Reminding ourselves of our original problem statement: can we remove the second parameter of calls to the :incr function if they specify the same value as the default parameter? Yup, we now know enough to write that function:

def rewrite(expr)
  if expr.is_a? Sexp
    if expr[0] == :call &&
       expr[2] == :incr &&
       expr.size == 5 &&
       expr[4][0] == :lit &&
       expr[4][1] == 1

      # remove the second parameter                                                                                                                               
      expr.pop()
    end

    # descend into children                                                                                                                                       
    expr.each { |x| rewrite(x) }
  end
  expr
end

There are three interesting parts here:

We should only rewrite objects that are s-expressions!
If we’re calling incr and the second parameter is the new default parameter, a lit of value 1, then we should remove it.
Recursively descend into the contents of each s-expression. Otherwise you’ll only see the top-level :block s-expression which is pretty boring.

Stepping back, I think this is pretty awesome! We’re now programmatically rewriting code. We can use this to maintain even large codebases without doing huge amounts of manual toil.

Let’s try it again, doing something a bit more ambitious. Imagine you’ve hired a bunch of Python programmers on our team who keep writing Python-style for loops instead of learning Ruby’s each idiom, and that we want to rewrite them to use each.

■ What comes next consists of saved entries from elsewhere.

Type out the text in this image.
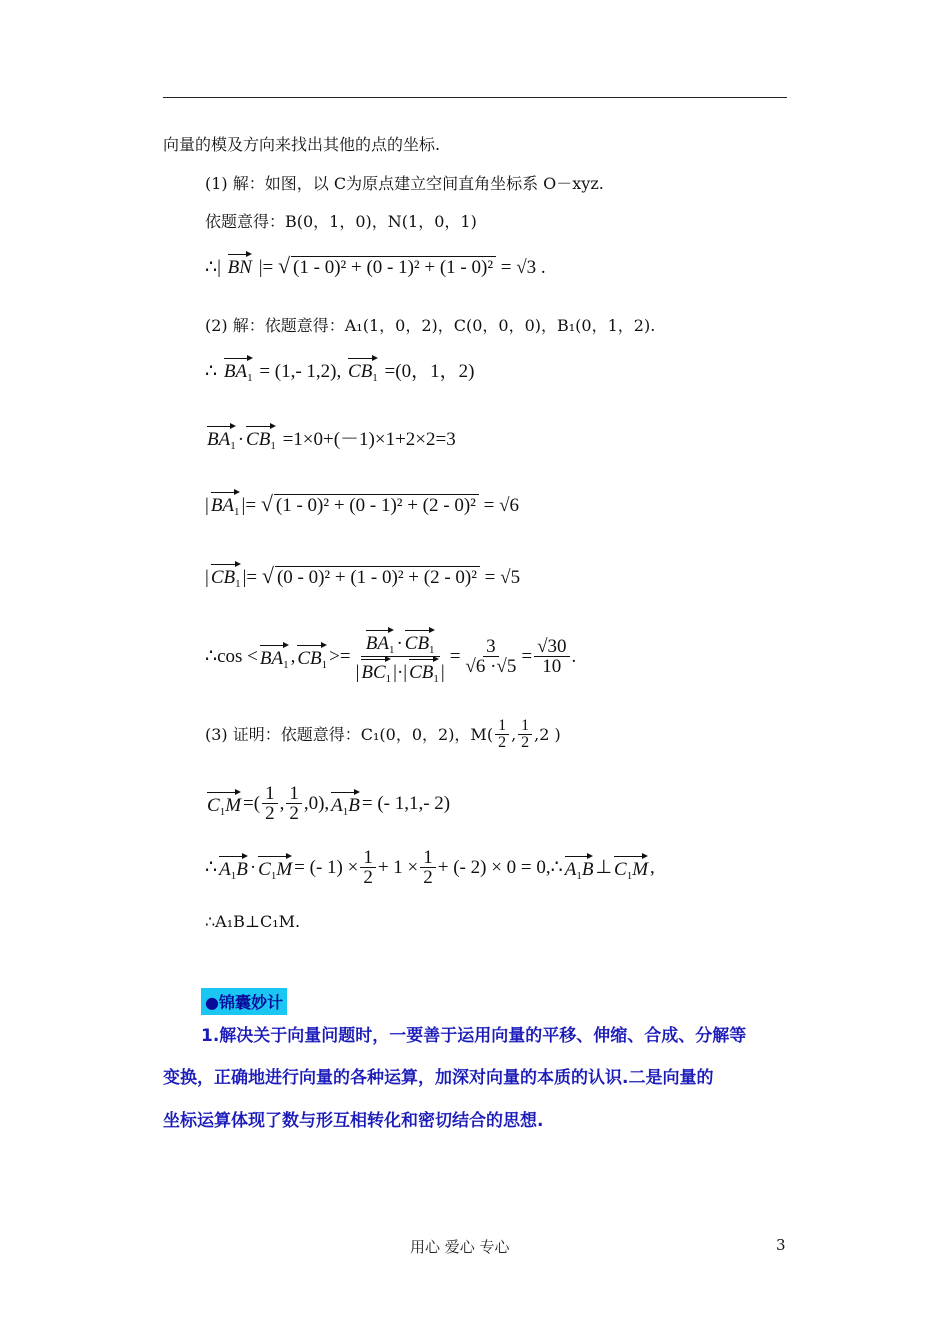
向量的模及方向来找出其他的点的坐标.
(1) 解：如图，以 C为原点建立空间直角坐标系 O－xyz.
依题意得：B(0，1，0)，N(1，0，1)
∴| BN |= √ (1 - 0)² + (0 - 1)² + (1 - 0)² = √3 .
(2) 解：依题意得：A₁(1，0，2)，C(0，0，0)，B₁(0，1，2).
∴ $BA_1 = (1,-$ 1,2), $CB_1 =(0$，1，2)
$BA_1 \cdot CB_1 =1\times 0+(-1)\times 1+2\times 2=3$
| $BA_1$ |= √ (1 - 0)² + (0 - 1)² + (2 - 0)² = √6
| $CB_1$ |= √ (0 - 0)² + (1 - 0)² + (2 - 0)² = √5
∴cos < $BA_1$ , $CB_1 >= \frac{BA_1 \cdot CB_1}{| BC_1 |\cdot| CB_1 |} = \frac{3}{√6 \cdot√5} = \frac{√30}{10}$ .
(3) 证明：依题意得：C₁(0，0，2)，$M( \frac{1}{2}$ , $\frac{1}{2} ,2$ )
$C_1M$ =( $\frac{1}{2}$ , $\frac{1}{2} ,0$), $A_1B$ = (- 1,1,- 2)
∴ $A_1B \cdot C_1M$ = (- $1) \times \frac{1}{2} + 1 \times \frac{1}{2}$ + (- 2) × 0 = 0,∴ $A_1B$ ⊥ $C_1M$ ,
∴A₁B⊥C₁M.
●锦囊妙计
1.解决关于向量问题时，一要善于运用向量的平移、伸缩、合成、分解等
变换，正确地进行向量的各种运算，加深对向量的本质的认识.二是向量的
坐标运算体现了数与形互相转化和密切结合的思想.
用心 爱心 专心	3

Your input might be something like:

def count(lst)
  i = 0
  for ele in lst
    i += 1
  end
end

And you’d want this output:

def count(lst)
  i = 0
  lst.each { |ele| i = i + 1 }
end

Taking another stab at our rewrite function, this is a bit messier:

def rewrite(expr)
  if expr.is_a? Sexp
    if expr[0] == :for
      lst = expr[1]
      param = expr[2]
      func = expr[3]
      expr.clear
      expr[0] = :iter
      expr[1] = Sexp.new(:call, lst, :each)
      expr[2] = Sexp.new(:args, param[1])
      expr[3] = func
    end

    # descend into children                                                                                                                                       
    expr.each { |x| rewrite(x) }
  end
  expr
end

A bit messier, but also a pretty neat demonstration of what you can do is once you start playing around with this technique. For example, you could imagine only doing this if the complexity of the refactored for loop is low enough.

What next?

These are very contrived examples, but I think are enough to let you start dreaming about ways this technique could be applied usefully to your work, particularly if your work involves migrating large codebases to new implementations. Google’s Large-Scale Automated Refactoring Using ClangMR is an interesting case study of doing that at immense scale, and Source Code Rejuvenation is Not Refactoring is another exploration of this topic.

Most importantly, I think this is a good reminder to avoid falling into the “I’ll just work through it” mindset for large migrations, which I believe can become the limit on your company’s overall throughput.

Thanks to Ingrid and KF for shaping this post.